When Jeffrey Reeder first came to Sonoma State University in 1998, it was just a place where he hoped to find a job. Almost two decades later, there’s no place he’d rather be.
Reeder teaches Spanish to Sonoma State students. He also coordinates the Spanish program, is a graduate advisor for the Spanish Master’s Program, a member of the academic senate and works as both coach and advisor to Sonoma State’s archery club. He also advises students for the study abroad program. He says he loves the university’s friendly atmosphere, and encourages his students to travel and experience new things, as he did in his younger days.
Born in Japan, Reeder spent his formative years moving at various points to seven different countries across four separate continents due to his father’s job in the military, and later across seven different states when his father became a gymnastics coach.
“I remember when I was a child, people would ask me, ‘So what’s it like to change schools all the time?’” Reeder said. “And my question to them was usually, ‘What’s it like to stay at the same school all the time?’”
Reeder’s adolescent dream had been to be a Navy pilot, but a year at the US Naval Academy at Minneapolis showed him it wasn’t for him. His backup attempts included briefly studying geology at a different college.
After also briefly studying international business at University of Texas, Reeder decided on a Spanish major due simply to the fact that he was taking a Spanish course at the time and really liked it.
Growing up abroad gave Reeder a desire to wander. In high school he volunteered to be an exchange student in Brazil and when he was 23, he took a break from graduate school at Texas to teach at a girls’ school in the small town of Saga, Japan.

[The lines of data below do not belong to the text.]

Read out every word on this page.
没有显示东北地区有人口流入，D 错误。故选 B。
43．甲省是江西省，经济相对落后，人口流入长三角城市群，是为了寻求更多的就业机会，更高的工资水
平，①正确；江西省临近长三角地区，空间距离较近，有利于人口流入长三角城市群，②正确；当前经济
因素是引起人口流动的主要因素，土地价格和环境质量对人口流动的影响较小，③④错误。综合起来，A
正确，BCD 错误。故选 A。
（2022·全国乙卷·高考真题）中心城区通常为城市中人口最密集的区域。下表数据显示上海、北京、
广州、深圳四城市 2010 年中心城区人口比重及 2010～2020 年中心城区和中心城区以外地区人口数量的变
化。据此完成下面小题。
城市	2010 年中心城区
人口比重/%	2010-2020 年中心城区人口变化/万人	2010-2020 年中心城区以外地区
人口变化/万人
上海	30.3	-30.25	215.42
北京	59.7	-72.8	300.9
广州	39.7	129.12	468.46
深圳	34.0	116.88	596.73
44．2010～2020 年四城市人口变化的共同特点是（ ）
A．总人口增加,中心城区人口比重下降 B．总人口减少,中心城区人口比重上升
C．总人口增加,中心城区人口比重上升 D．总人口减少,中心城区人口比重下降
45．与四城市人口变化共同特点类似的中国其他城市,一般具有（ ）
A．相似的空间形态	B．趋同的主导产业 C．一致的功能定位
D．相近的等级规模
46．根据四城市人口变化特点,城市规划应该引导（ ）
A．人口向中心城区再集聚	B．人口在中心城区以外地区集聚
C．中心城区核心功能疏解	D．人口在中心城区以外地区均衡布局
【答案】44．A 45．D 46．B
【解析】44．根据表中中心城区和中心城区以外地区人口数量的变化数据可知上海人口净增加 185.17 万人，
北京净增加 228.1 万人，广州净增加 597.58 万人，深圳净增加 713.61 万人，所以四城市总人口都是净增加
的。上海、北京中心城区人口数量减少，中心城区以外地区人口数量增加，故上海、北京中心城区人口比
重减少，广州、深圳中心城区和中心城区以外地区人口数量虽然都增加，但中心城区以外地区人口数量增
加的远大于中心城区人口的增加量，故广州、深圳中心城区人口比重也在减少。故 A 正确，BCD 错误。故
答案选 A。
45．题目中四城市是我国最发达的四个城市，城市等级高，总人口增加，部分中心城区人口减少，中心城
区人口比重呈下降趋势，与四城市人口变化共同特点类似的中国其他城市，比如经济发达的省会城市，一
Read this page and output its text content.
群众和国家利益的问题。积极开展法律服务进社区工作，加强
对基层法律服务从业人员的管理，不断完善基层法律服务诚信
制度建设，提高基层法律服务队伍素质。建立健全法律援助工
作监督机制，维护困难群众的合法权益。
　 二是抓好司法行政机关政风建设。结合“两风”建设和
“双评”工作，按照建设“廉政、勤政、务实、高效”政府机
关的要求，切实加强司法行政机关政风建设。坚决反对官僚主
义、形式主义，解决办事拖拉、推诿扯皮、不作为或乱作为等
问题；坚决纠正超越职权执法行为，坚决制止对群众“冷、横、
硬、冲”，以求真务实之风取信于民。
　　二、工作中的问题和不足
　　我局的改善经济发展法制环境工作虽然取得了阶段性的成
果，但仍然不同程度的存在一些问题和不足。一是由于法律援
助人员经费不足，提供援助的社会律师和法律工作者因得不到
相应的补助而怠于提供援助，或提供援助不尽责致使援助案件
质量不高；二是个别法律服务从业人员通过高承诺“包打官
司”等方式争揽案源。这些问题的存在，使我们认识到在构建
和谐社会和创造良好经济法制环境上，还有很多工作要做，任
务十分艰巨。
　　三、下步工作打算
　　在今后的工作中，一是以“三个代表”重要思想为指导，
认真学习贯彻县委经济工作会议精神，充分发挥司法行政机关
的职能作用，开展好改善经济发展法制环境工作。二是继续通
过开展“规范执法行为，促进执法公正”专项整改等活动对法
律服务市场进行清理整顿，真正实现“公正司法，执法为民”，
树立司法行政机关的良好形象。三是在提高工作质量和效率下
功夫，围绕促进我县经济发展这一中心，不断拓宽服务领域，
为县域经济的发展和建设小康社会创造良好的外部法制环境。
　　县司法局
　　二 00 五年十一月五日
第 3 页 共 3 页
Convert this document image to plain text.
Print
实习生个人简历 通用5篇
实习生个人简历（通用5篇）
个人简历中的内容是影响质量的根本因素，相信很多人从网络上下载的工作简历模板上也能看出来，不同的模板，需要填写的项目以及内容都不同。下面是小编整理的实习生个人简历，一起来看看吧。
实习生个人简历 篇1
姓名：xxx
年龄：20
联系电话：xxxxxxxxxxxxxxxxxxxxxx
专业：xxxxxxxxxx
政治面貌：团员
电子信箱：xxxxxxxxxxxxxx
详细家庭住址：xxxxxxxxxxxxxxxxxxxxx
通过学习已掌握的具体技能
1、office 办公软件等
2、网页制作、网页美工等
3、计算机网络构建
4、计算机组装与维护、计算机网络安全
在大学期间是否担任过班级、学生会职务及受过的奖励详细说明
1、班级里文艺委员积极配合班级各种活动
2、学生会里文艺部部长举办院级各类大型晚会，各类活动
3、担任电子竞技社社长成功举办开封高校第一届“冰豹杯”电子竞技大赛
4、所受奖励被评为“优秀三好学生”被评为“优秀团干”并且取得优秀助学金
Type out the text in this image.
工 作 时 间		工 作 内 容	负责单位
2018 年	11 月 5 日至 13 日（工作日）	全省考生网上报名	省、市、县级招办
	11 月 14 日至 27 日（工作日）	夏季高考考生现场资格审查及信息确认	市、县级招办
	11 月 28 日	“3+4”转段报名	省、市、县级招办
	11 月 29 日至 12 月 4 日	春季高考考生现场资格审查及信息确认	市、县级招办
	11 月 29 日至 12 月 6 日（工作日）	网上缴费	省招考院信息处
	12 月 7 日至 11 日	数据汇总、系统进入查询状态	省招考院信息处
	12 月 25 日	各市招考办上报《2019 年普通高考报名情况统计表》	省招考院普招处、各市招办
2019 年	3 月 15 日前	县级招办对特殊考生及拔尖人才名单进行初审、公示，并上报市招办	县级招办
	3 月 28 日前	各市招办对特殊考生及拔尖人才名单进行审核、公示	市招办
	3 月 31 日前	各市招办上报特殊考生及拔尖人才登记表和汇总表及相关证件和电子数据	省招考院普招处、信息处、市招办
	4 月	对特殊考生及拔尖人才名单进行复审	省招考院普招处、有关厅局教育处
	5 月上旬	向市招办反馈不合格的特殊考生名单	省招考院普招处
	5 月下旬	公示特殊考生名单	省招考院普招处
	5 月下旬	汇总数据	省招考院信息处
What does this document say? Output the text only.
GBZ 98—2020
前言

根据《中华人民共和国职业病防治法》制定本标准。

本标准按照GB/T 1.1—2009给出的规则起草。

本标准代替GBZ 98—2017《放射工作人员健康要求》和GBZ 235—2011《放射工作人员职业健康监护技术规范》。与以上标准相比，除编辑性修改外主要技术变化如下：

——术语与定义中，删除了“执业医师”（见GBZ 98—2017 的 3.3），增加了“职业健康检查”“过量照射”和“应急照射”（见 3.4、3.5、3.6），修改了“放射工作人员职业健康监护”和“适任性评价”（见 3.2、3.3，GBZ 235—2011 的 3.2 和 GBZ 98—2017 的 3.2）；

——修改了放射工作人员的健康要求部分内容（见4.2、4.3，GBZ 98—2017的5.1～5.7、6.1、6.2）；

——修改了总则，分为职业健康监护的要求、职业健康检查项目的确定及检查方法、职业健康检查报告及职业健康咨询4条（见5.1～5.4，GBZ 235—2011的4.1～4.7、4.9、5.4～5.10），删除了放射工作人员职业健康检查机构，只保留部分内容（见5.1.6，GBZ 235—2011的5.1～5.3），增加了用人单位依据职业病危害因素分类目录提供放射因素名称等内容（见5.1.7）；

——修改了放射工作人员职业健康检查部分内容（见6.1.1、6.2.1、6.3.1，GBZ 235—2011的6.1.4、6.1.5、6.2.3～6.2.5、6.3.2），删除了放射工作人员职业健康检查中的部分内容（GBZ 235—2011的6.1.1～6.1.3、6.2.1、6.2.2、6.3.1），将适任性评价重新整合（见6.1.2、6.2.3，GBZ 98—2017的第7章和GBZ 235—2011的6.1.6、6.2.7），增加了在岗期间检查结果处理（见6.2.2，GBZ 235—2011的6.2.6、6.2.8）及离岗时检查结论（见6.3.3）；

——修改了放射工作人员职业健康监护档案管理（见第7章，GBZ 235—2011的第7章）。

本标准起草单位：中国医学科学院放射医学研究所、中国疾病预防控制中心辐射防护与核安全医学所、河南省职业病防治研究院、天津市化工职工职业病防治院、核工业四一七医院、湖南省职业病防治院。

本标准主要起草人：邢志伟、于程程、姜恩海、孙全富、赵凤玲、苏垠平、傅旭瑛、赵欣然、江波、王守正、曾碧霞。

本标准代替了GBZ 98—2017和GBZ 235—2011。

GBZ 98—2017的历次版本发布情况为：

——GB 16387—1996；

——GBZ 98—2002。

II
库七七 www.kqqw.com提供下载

Reeder is fluent in English, Spanish and Portuguese. He is also semi-fluent in Japanese, can understand Mandarin, and knows a little French. Most languages come fast and easy to him, the only exception being Japanese, a language infamous for being difficult to learn due to its complex layers of speech and vast differences to Latin-based languages like English.
When Reeder first came to the campus for a job, he was impressed with the welcoming and friendly students and teachers, and the beauty of the campus itself.
“The interview was in spring, and so the mountains were so beautiful and green, and the flowers everywhere — I just fell in love with Sonoma County,” Reeder said.
When he went to work in August everything had become brown, which was disappointing for a while.
“I got used to the differences in California,” he said.
While the scenery helped convince Reeder to teach at Sonoma State, what has kept him here all these years is the one constant at the campus — the friendly, accepting culture.
When he briefly taught at University of Texas, he would often get pointed out and mocked for biking to work.
“They thought it was strange, or odd, or different or just not right somehow,” Reeder said.
But although he’s been at Sonoma State for much longer, nobody has made a deal about his biking from Santa Rosa, and some students even ask if they can do it too.
“If you say something that’s new or different or unusual, people [here] don’t think it’s wrong because they don’t do it,” Reeder said. “They think ‘oh, I’d like to try that,’ or ‘oh, that’s neat.’ I think there’s a good, positive attitude toward trying new things.”
Reeder has advised around 200 students to study abroad in his role as advisor for the program, and every time they come back, he always asks them about their experiences — what they learned, and how it changed them. Every single person, almost without fail, has said they were glad they had participated.
“They always tell me, ‘You gotta tell students [to] go study abroad,’” He said. “‘Don’t make excuses, don’t say I can’t because I have work... There are always ways around it, and it’s a life-changing experience, and it’s so positive.’”
Outside of Sonoma State, he has worked for the Advanced Placement Spanish program for over 20 years. His current position is chief reader for the AP Spanish Language Exam, which involves leading thousands of Spanish teachers every summer in Cincinnati to make sure exams are fair and correct across the board, as well as helping to determine the questions and design of the exam.
His interests include motorcycles and olympic level shooting. He enjoys the focus and calm required for olympic shooting, comparing it to yoga, which he also does.
He shares both passions with his son, Andrew, who made State Champion and few times and went to to Junior Olympics when he was younger.
Besides travel, Reeder encourages students to learn other languages, not just to talk to different people, but also because the process itself can be an illuminating experience.
“What’s interesting is that different languages can sometimes put you in a different frame of mind,” Reeder said. “When you do speak a different language it kinda changes how you look at the world.”